Les Cayes, avril 2026.- La destruction du Jardin Botanique des Cayes dépasse largement le cadre local ou régional. Elle constitue une atteinte directe au patrimoine naturel national. Ce site regroupait des espèces endémiques et natives collectées à travers le territoire, souvent dans des conditions difficiles, et représentait un véritable laboratoire à ciel ouvert pour les chercheurs, étudiants et passionnés de botanique.
Un désastre écologique aux conséquences durables
En disparaissant, ce sont non seulement des plantes rares qui s’éteignent, mais également des années de recherche scientifique, de documentation et d’efforts de conservation qui s’effondrent. Dans un pays déjà confronté à une dégradation accélérée de ses écosystèmes, cette perte accentue la vulnérabilité environnementale et compromet les perspectives de restauration écologique.
Les circonstances de cette disparition font apparaître clairement les tensions persistantes entre préservation environnementale et pressions socio-économiques.
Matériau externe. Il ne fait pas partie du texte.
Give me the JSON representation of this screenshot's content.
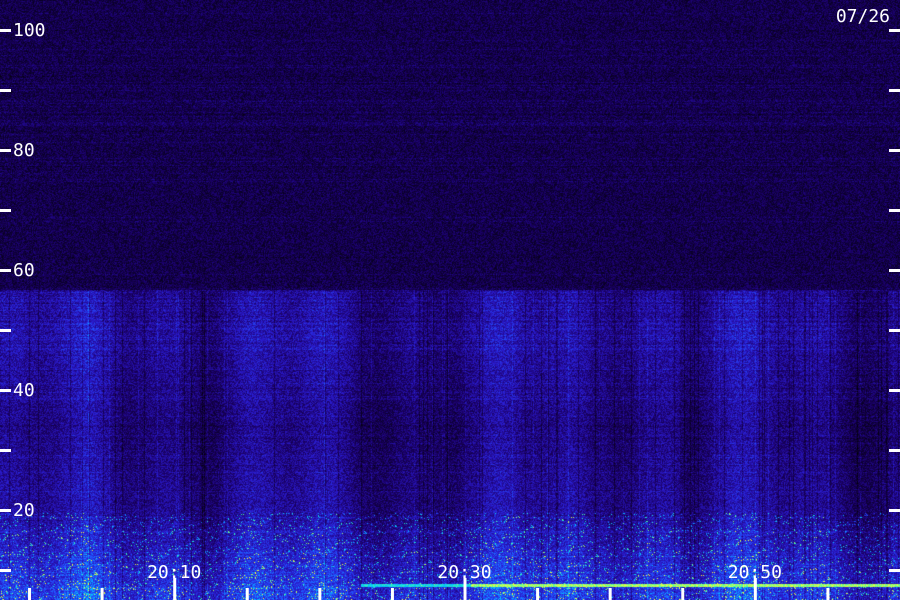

La coupe des plantes pour la production de charbon de bois et l’incendie de la réserve traduisent une réalité préoccupante : l’exploitation non régulée des ressources naturelles continue de primer sur leur protection.
Déjà en 2025, des alertes avaient été lancées sur des tentatives d’expulsion liées à des projets de construction. La disparition du jardin apparaît aujourd’hui comme l’aboutissement tragique d’un manque de protection institutionnelle et d’une faible valorisation des espaces écologiques.
Une perte scientifique et éducative irréparable
Mis à part sa dimension écologique, le Jardin Botanique des Cayes constituait un outil pédagogique essentiel. Élèves, universitaires, chercheurs et membres de la diaspora y trouvaient un espace d’apprentissage, de sensibilisation et de transmission des savoirs.
Sa destruction prive Haïti d’un centre structurant pour l’éducation environnementale, pourtant cruciale dans un contexte de crises climatiques et de dégradation des sols. Elle met en lumière l’urgence d’investir dans des infrastructures dédiées à la connaissance et à la protection de la biodiversité.
Malgré l’ampleur du choc, la voix portée par ses initiateurs refuse de céder au fatalisme. Après recul et réflexion, l’ambition affichée est de relancer la mission du jardin sous une forme renouvelée, avec davantage de rigueur scientifique et une portée élargie.
L’une des pistes avancées consiste à promouvoir la création de jardins botaniques dans chaque département du pays, conformément aux dispositions constitutionnelles. Une telle approche permettrait de territorialiser la protection de la biodiversité et de renforcer l’éducation environnementale à l’échelle nationale.
Une alerte pour l’avenir écologique d’Haïti
La disparition du Jardin
Botanique des Cayes agit comme un signal d’alarme. Elle rappelle que la protection de l’environnement ne peut être reléguée au second plan, au risque de voir disparaître des ressources naturelles essentielles au développement durable du pays.
Ce drame interpelle les autorités, les institutions, la société civile et les partenaires internationaux sur la nécessité d’adopter des politiques plus fermes en matière de conservation, de sécurisation des espaces écologiques et de promotion d’une économie respectueuse de l’environnement.
Car en plus des plantes, c’est une part du futur écologique d’Haïti qui s’est consumée.